Archive

Quotes

Real education must ultimately be limited to men who insist on knowing—the rest is mere sheep herding.

—Ezra Pound, 1934

My own experience is that a certain kind of genius among students is best brought out in bed.

—Allen Ginsberg, 1981

In large states public education will always be mediocre, for the same reason that in large kitchens the cooking is usually bad. 

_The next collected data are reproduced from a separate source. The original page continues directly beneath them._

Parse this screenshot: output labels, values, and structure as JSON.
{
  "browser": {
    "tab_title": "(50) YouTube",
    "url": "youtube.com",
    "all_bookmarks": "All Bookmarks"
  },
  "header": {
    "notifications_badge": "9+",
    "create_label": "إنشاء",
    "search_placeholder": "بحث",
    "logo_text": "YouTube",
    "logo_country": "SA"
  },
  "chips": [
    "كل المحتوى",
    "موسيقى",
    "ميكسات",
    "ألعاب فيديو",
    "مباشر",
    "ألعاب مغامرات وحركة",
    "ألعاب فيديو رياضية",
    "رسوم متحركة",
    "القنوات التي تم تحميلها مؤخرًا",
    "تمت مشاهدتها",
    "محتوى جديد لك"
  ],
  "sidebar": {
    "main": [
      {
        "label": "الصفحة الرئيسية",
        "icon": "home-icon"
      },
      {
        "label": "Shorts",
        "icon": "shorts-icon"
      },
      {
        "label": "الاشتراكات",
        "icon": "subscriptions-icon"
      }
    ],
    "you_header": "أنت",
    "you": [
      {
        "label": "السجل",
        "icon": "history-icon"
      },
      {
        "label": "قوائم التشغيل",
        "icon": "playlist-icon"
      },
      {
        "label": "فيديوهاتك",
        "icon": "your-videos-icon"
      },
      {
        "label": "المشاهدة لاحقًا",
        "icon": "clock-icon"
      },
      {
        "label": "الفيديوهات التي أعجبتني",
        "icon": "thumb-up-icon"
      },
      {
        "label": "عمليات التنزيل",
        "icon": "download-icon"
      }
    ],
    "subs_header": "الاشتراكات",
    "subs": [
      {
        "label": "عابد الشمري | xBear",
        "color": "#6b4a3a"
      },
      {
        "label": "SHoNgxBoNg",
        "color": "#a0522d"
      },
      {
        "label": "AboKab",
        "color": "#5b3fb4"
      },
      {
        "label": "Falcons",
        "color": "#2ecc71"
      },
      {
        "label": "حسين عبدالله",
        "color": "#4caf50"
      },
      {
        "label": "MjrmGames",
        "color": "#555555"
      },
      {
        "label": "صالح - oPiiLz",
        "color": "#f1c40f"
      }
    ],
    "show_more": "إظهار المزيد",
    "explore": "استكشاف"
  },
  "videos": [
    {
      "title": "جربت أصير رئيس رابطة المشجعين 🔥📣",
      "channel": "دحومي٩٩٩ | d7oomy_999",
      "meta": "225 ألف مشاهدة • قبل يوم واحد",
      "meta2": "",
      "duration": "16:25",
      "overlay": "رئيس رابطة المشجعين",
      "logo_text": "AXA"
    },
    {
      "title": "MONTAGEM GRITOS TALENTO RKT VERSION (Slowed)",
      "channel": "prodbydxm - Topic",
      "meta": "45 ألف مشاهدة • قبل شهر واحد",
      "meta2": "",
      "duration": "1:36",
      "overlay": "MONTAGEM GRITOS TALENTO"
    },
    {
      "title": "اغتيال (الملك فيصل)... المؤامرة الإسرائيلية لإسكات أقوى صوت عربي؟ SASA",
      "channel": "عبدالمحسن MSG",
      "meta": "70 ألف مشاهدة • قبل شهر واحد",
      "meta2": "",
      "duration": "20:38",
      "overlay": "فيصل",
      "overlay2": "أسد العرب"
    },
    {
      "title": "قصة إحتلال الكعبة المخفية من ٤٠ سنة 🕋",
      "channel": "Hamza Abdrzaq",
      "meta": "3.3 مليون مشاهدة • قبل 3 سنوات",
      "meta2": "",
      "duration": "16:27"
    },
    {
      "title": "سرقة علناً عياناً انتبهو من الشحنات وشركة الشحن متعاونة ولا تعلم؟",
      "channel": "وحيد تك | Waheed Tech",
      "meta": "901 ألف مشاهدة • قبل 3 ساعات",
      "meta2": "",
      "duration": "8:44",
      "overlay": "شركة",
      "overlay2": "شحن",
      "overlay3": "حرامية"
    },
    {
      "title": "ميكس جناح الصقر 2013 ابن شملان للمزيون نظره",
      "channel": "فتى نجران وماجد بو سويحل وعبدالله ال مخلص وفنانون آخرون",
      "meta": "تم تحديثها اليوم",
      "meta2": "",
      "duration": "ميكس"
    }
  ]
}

—Friedrich Nietzsche, 1878

Education has become a prisoner of contemporaneity. It is the past, not the dizzy present, that is the best door to the future.

—Camille Paglia, 1992

A school without grades must have been concocted by someone who was drunk on nonalcoholic wine.

—Karl Kraus, 1909

A whale ship was my Yale College and my Harvard.

—Herman Melville, 1851

Anyone who has passed through the regular gradations of a classical education, and is not made a fool by it, may consider himself as having had a very narrow escape.

—William Hazlitt, 1821

It is not light that we need, but fire; it is not the gentle shower, but thunder. We need the storm, the whirlwind, and the earthquake.

—Frederick Douglass, 1852

The period of a [Persian] boy’s education is between the ages of five and twenty, and he is taught three things only: to ride, to use the bow, and to speak the truth.

—Herodotus, c. 440 BC

Human history becomes more and more a race between education and catastrophe.

—H.G. Wells, 1920

Rewards and punishment are the lowest form of education.

—Zhuangzi, c. 286 BC

Repetition is the mother of education.

—Jean Paul, 1807

The Romans would never have found time to conquer the world if they had been obliged first to learn Latin.